The compound, BCX4430, resulted from Dr. Schramm’s long-term collaboration with scientists at the Ferrier Research Institute of Victoria University of Wellington, N.Z., to develop compounds called transition state inhibitors. BCX4430 was one of several of Dr. Schramm’s compounds licensed to BioCryst Pharmaceuticals, Inc.

BioCryst subsequently discovered that BCX4430 showed promise against RNA viruses (i.e., their genetic information is stored in the form of RNA rather than DNA). BioCryst has been developing the drug, now called galidesivir, for use against a number of viruses and announced the start of the COVID-19 trial in an April 9 press release.

Vern L. Schramm

BioCryst’s animal studies have shown that galidesivir can prevent some of the world’s most dangerous pathogens from multiplying, including Ebola, Marburg, Zika, and yellow fever. In laboratory studies, the drug has demonstrated activity against more than 20 RNA viruses in nine different families, including the coronaviruses that caused the MERS and SARS outbreaks.

“Since COVID-19 is also caused by a coronavirus, there’s reason to hope that galidesivir can help in treating people sickened by this pandemic,” said Dr. Schramm, professor and Ruth Merns Chair in Biochemistry at Einstein. He noted that galidesivir has already been found safe when administered both intramuscularly and intravenously (IV) to healthy human volunteers.

Galidesivir acts as a lethal Trojan Horse after it’s absorbed by virus-infected cells. Viral enzymes unwittingly use galidesivir molecules as building blocks for constructing new viral RNA, cranking out defective RNA and bringing viral replication to a halt.

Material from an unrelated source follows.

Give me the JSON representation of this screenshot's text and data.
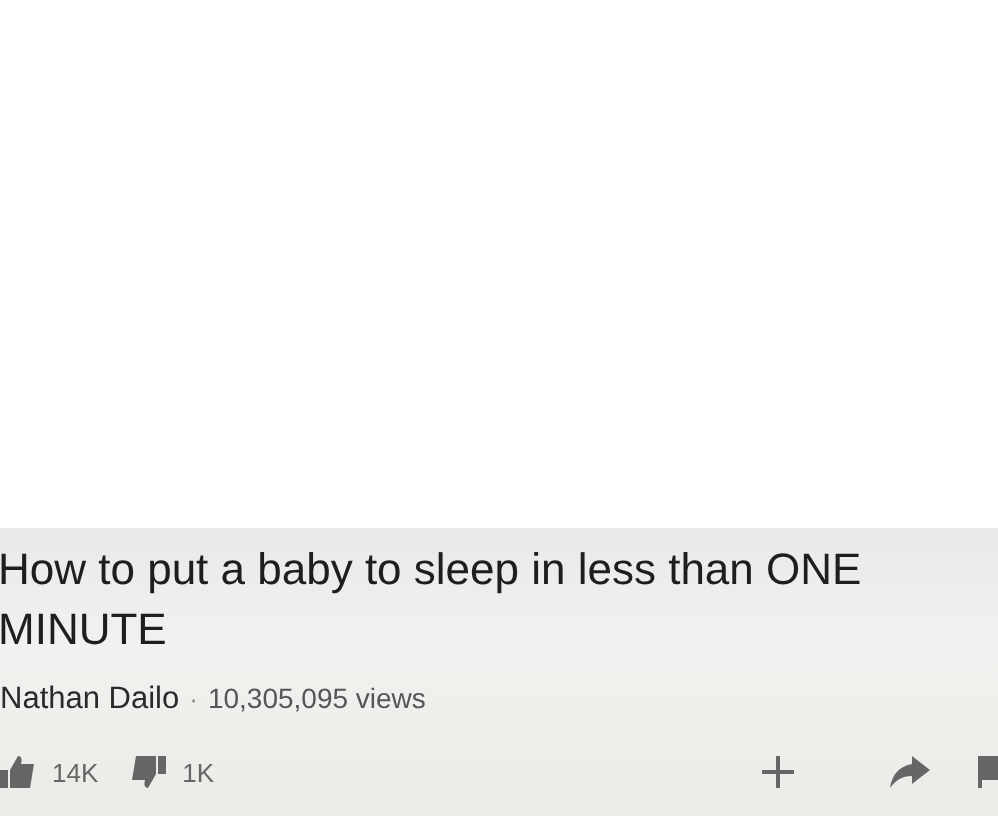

“We have begun to see COVID-19 cases in Brazil, and we have a good opportunity to enroll and treat patients earlier in their disease course to determine if galidesivir can benefit patients with COVID-19,” said Dr. Esper Kallas, professor of medicine at the University of São Paulo and the clinical trial’s principal investigator. Dr. Kallas was quoted in the BioCryst press release cited above.

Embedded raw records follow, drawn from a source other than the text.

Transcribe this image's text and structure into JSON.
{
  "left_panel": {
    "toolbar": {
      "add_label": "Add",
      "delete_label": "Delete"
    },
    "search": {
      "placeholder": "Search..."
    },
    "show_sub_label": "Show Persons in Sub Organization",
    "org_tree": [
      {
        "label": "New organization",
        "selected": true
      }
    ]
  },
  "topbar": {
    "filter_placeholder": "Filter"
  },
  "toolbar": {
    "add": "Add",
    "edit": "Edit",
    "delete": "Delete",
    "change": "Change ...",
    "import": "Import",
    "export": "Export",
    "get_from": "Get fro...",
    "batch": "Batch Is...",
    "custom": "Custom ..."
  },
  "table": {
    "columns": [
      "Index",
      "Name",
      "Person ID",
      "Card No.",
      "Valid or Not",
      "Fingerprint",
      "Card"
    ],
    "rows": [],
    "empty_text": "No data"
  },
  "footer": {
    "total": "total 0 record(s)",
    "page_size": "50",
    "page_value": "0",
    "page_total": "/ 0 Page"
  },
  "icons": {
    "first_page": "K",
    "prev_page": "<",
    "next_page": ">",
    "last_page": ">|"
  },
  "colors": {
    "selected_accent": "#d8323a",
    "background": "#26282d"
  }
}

The first part of the Brazilian trial, which is now enrolling 24 hospitalized adults with confirmed COVID-19, is aimed at finding an optimal dosing regimen for galidesivir. Three cohorts of eight patients in a 2:1 ratio will receive different IV doses of galidesivir or placebo every 12 hours for seven days.

Since COVID-19 is also caused by a coronavirus, there’s reason to hope that galidesivir can help in treating people sickened by this pandemic.

Vern Schramm, Ph.D

Part two of the trial will enroll up to 42 hospitalized COVID-19 patients who will be randomized 2:1 to receive either the optimal IV dose of galidesivir or placebo. Measures of effectiveness will include time until clinical improvement, time until discharge from hospital, time until the virus is no longer detectable, and mortality from all causes.